In a double-blind experiment, neither the participants nor the researcher knows which group is being exposed to the substance being tested (in this case, dirty water) and which group is receiving a placebo (clean water). Snow’s work during the outbreaks with multiple water companies that were drawing from different sources, one pure and the other impure, allowed essentially the same double-blind conditions. As Snow wrote:
Each [water] company supplies both rich and poor, both large houses and small; there is no difference in the condition or occupation of the persons receiving the water of the different companies… no experiment could have been devised which would more thoroughly test the effect of water supply on the progress of Cholera than this…No fewer than three hundred thousand people of both sexes, of every age and occupation, and of every rank and station, from gentlefolks down to the very poor, were [unintentionally] divided into two groups… one being supplied water containing the sewage of London, the other group having water quite free from such impurity.”
– John Snow, On the Mode of Communication of Cholera
It was a perfect experiment. One company drew water straight from an impure source, and the people who drank it inevitably became sick. Meanwhile, those drinking relatively clean water from a clean source were unscathed. And best of all?
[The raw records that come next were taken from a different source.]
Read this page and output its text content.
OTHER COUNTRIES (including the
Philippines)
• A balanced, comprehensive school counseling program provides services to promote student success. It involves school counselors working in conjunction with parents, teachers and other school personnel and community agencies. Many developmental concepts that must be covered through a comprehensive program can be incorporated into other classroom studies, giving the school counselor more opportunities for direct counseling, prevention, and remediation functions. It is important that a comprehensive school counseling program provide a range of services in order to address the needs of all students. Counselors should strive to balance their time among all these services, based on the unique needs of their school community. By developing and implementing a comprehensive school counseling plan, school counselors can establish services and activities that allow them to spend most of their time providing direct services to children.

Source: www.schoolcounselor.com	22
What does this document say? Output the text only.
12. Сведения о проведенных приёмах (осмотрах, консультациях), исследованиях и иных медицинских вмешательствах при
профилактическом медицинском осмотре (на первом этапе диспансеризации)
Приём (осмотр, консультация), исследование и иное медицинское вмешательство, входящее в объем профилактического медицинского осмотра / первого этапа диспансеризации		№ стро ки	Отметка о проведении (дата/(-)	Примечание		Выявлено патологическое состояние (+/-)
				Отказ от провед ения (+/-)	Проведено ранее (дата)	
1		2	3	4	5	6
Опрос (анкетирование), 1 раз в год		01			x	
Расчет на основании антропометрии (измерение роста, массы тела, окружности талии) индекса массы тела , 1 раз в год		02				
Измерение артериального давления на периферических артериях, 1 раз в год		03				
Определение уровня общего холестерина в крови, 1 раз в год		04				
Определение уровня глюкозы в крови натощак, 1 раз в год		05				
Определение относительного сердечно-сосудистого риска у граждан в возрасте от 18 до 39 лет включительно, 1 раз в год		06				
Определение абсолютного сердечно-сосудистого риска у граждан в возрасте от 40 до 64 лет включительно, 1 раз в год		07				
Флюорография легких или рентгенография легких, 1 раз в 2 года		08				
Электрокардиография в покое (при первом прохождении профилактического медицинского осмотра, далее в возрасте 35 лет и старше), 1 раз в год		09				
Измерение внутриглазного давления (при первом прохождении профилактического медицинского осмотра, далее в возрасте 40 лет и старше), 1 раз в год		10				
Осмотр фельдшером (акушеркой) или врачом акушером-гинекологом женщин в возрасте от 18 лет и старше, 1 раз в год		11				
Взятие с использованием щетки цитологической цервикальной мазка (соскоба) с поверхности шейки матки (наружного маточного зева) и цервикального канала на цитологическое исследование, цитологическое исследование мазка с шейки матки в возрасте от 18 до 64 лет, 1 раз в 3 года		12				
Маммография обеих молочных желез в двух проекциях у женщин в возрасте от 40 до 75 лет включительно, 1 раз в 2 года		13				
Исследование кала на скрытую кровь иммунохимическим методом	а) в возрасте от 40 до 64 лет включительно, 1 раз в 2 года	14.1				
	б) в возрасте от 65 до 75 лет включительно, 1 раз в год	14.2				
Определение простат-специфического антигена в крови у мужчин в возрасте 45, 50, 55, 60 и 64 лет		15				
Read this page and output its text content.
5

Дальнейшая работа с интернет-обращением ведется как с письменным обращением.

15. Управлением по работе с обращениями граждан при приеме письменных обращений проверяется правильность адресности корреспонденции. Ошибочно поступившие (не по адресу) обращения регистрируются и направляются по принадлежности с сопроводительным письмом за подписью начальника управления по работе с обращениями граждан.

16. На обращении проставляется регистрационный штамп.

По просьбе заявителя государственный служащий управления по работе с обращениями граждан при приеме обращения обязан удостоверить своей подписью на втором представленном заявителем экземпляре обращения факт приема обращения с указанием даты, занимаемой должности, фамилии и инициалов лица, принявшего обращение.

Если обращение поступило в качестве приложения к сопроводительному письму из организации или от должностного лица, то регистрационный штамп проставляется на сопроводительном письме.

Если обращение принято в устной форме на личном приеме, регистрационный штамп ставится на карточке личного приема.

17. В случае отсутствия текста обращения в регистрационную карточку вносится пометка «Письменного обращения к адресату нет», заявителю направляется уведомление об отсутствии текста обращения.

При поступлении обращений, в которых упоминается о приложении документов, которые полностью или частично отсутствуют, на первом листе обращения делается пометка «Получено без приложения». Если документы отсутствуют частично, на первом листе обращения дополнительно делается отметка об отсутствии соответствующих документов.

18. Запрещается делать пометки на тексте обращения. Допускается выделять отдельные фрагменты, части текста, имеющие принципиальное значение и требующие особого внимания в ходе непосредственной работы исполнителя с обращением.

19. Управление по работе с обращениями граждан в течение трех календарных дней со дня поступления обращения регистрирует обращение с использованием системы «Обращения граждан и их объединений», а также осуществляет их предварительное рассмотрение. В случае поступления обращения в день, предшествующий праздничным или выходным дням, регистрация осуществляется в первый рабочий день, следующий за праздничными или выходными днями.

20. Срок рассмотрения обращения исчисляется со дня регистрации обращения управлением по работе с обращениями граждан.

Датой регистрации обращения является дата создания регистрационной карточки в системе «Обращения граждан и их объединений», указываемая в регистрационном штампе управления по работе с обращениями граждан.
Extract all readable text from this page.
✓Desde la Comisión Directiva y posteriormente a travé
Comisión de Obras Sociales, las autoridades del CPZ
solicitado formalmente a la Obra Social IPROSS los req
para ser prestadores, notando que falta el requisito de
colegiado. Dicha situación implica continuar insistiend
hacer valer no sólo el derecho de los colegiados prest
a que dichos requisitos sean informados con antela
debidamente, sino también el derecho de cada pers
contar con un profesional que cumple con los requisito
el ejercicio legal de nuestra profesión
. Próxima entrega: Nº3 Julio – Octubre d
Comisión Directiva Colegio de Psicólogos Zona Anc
Snow could only find out where a household got its water supply by testing it, ensuring a double blind.
Once again, Snow had proven himself correct.
Lessons for Today
Dogma is defined as: “a principle or set of principles laid down by an authority as incontrovertibly true.”
That’s what Snow was fighting. A deeply ingrained belief (in his case, the miasma theory) that wasn’t supported by any real evidence.
It’s hard work. As Snow’s story shows, just because you present a logical, well-built case to people, it doesn’t mean you’ll be able to change any minds right away.
Indeed, Snow’s discovery seems pretty obvious today. How could we ever have not known about germs? Even still, it took years of his life, as well as the work of later scientists, to prove he was right. In that way, he deserves a place in the long line of geniuses ahead of their time: Galileo, Darwin, etc.
But Snow’s story also shows the value in that type of thinking. Questioning the most basic, seemingly obvious principles of their time is something almost all great innovators do.
It’s also risky, unpopular, and downright difficult. It takes an amazing amount of courage to doubt when everyone around you believes, as well as an equally impressive degree of self-awareness. After all, how many of us really ask how we know the things we know?
It’s a skill we could all stand to improve.